Investors have been using sector and industry money flow research since 1997 to inform their decisions. A proprietary stocks and sector ranking tool created in 2003 recently highlighted a shift towards healthcare in the stock market rally. Healthcare stocks surged after lagging behind, outperforming the technology sector.
Technology stocks now account for a significant portion of the S&P 500 index, with communication services and consumer discretionary stocks further increasing the sector’s weight. Investors heavily invested in technology may want to consider diversifying into healthcare stocks as the new year progresses.
Despite the surge in technology stocks, concerns of an AI bust are unfounded due to differences from the Internet boom, like fully subscribed data center capacity. However, investors should be prepared for technology stocks to take a break after three consecutive years of massive gains, potentially leading to a rotation into other sectors like healthcare.
Healthcare stocks have been performing well since June 2025, with major players like Amgen, Johnson & Johnson, and Merck rallying. The sector model developed ranks sectors by average score based on fundamental and technical analysis data points, with a focus on earnings and momentum trends in healthcare’s favor.
Biotech M&A activity has increased, with biotech ETFs like IBB and XBI significantly outperforming technology ETFs since June.

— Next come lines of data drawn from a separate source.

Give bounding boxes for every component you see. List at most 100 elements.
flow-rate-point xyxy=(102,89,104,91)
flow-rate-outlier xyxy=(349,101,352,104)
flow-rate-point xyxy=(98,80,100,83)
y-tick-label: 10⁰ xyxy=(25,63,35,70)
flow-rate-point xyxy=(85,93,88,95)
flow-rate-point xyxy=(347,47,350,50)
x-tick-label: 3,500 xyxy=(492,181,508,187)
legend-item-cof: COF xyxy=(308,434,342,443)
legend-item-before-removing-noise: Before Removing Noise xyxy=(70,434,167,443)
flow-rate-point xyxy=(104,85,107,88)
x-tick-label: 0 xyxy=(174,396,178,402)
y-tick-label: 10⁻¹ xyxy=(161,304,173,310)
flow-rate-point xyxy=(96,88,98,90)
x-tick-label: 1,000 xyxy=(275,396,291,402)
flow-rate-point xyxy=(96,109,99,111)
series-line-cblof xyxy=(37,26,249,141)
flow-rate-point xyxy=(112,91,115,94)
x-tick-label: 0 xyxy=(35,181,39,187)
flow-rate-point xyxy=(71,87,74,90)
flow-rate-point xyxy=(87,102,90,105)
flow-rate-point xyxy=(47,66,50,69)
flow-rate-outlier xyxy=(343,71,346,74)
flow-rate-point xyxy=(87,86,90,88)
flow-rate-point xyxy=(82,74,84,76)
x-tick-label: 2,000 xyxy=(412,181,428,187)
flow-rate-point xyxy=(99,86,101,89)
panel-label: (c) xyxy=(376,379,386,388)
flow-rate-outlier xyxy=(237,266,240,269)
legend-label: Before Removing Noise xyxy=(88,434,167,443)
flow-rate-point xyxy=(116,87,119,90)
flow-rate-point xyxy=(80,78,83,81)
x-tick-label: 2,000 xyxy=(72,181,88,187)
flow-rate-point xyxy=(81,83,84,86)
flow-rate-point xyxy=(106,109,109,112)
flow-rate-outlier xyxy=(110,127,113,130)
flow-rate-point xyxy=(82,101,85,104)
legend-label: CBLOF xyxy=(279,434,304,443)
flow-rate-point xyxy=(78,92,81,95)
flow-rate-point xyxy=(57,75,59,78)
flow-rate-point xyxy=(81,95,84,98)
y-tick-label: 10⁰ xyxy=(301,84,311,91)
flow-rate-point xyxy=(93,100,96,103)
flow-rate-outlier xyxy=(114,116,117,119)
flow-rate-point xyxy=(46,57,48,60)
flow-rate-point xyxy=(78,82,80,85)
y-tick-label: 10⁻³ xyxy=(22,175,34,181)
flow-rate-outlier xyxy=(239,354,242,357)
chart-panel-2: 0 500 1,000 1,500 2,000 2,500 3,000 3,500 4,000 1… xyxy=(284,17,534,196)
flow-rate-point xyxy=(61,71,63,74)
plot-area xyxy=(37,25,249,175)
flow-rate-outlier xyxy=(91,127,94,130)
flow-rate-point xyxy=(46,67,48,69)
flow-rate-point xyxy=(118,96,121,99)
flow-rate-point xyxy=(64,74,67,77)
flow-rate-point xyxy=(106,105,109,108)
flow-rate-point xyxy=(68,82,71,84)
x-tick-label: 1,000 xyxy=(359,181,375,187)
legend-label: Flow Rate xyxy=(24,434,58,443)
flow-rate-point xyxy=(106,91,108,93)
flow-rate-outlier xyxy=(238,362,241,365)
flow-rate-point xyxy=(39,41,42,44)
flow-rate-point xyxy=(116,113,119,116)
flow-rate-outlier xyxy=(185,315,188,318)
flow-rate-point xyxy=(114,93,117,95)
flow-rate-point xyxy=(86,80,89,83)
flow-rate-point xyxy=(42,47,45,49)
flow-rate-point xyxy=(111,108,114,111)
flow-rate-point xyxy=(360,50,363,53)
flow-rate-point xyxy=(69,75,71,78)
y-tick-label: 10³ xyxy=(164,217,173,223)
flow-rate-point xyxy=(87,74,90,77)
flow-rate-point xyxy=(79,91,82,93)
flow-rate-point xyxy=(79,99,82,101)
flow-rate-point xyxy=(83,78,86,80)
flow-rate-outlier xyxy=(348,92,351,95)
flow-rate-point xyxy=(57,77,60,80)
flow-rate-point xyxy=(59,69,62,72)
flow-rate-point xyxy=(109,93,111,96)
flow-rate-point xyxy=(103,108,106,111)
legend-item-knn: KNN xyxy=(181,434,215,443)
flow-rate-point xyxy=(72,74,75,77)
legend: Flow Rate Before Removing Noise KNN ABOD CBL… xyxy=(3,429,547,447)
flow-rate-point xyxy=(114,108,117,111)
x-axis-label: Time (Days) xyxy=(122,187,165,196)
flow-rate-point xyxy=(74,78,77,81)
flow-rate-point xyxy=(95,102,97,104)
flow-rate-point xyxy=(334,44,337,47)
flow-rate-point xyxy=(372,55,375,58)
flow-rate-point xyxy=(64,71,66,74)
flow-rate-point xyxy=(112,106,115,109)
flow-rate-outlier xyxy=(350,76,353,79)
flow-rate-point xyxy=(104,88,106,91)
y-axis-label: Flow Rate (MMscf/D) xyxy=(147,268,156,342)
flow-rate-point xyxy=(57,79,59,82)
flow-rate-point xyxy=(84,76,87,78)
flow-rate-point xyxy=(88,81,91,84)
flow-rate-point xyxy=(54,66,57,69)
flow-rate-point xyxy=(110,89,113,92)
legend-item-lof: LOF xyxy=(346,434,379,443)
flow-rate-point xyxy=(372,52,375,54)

Regulatory fears may be overpriced into healthcare stocks, presenting potential buying opportunities as interest rates decrease and markets remain strong.
Healthcare’s rally may slow down, but strong momentum suggests exposure in portfolios is warranted. Factors like portfolio rebalancing, diversification, and rising M&A opportunities support the case for healthcare stocks, as the sector enters 2026 with relative strength. Todd Campbell owns shares of Illumina, Johnson & Johnson, and Amgen.